A Comissão de Valores Mobiliários dos Estados Unidos está a recuar contra um mercado crescente de "ações tokenizadas" que parecem capital, são negociadas como capital, mas na verdade não conferem propriedade, divulgando novas orientações que colocam produtos de capital sintético de terceiros diretamente sob as regras tradicionais de valores mobiliários e derivativos.
Numa declaração conjunta, as Divisões de Finanças Corporativas, Gestão de Investimentos e Negociação e Mercados da SEC afirmaram que os valores mobiliários tokenizados se enquadram em duas categorias claras: aqueles emitidos ou autorizados pela empresa subjacente, e aqueles criados por terceiros sem envolvimento do emissor.
A última categoria, alertou a SEC, muitas vezes equivale a exposição sintética em vez de propriedade de capital real, uma distinção que se tornou recentemente evidente depois de a OpenAI ter publicamente desaprovado "capital" tokenizado ligado às suas ações oferecidas através da Robinhood na Europa.
A tokenização, afirmou a SEC na sua declaração, não altera a aplicação das leis federais de valores mobiliários.

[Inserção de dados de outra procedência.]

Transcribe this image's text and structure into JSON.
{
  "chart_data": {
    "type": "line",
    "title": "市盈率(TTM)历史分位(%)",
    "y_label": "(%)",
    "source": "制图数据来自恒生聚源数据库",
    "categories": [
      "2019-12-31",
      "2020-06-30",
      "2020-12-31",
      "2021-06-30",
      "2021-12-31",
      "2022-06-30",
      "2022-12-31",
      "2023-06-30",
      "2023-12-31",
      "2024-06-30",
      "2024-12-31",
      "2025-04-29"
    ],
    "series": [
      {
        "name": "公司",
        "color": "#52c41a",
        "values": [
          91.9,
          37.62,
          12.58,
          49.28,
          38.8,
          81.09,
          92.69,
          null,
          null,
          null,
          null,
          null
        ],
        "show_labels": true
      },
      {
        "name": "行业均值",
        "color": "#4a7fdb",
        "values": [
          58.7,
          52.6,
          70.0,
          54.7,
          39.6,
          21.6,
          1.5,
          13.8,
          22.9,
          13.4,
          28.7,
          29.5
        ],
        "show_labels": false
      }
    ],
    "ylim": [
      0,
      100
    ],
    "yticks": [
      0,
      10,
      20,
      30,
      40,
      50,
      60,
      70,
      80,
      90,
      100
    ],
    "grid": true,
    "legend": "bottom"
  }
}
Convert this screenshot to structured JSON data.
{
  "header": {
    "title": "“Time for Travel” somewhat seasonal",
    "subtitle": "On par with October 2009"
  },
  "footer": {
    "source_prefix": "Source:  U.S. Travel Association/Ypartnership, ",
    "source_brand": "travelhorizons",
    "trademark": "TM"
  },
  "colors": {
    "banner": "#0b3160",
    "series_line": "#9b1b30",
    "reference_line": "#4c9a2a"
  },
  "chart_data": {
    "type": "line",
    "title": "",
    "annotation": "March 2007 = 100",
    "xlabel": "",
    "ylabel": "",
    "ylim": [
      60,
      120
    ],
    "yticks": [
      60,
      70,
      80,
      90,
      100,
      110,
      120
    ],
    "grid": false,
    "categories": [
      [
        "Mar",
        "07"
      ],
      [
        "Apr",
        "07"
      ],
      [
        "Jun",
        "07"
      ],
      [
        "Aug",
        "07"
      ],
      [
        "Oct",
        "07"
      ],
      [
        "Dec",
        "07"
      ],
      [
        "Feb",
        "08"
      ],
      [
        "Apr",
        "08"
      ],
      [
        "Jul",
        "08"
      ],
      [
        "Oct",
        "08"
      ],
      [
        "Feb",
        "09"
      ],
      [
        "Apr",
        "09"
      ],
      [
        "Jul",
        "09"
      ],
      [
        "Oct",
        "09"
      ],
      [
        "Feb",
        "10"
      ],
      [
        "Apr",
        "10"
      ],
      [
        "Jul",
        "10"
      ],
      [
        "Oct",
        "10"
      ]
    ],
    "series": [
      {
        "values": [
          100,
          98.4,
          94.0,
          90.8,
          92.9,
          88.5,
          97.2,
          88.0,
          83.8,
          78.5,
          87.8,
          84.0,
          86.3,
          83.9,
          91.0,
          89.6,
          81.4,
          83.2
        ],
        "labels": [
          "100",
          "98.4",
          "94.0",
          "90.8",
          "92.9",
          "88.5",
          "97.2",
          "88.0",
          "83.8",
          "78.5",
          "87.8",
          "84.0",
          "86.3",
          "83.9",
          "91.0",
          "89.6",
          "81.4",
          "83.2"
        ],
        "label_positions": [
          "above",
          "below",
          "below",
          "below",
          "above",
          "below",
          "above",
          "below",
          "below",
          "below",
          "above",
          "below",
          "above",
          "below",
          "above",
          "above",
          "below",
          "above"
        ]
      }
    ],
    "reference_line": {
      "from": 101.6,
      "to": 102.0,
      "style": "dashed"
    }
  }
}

Seja um valor mobiliário registado numa blockchain ou numa base de dados tradicional, os emissores mantêm o controlo sobre registos de propriedade, aprovações de transferência e direitos dos acionistas.
Apenas valores mobiliários tokenizados patrocinados pelo emissor, onde a empresa integra registos de blockchain no seu registo oficial de acionistas, podem representar propriedade de capital verdadeira, afirmou a agência.
Em contraste, as ações tokenizadas de terceiros geralmente enquadram-se em uma de duas categorias. Algumas são acordos de custódia que representam um direito garantido por ações detidas por um intermediário, expondo os investidores ao risco de contraparte e falência.
Outras são instrumentos sintéticos, como valores mobiliários vinculados ou swaps baseados em valores mobiliários, que acompanham o valor de uma ação sem conferir direitos de voto, direitos de informação ou qualquer reivindicação sobre o próprio emissor.
Ao formalizar como as ações tokenizadas são classificadas, os reguladores parecem determinados a limitar a disseminação de produtos de capital sintético para investidores de retalho, ao mesmo tempo que direcionam a tokenização em conformidade para estruturas totalmente regulamentadas e aprovadas pelo emissor.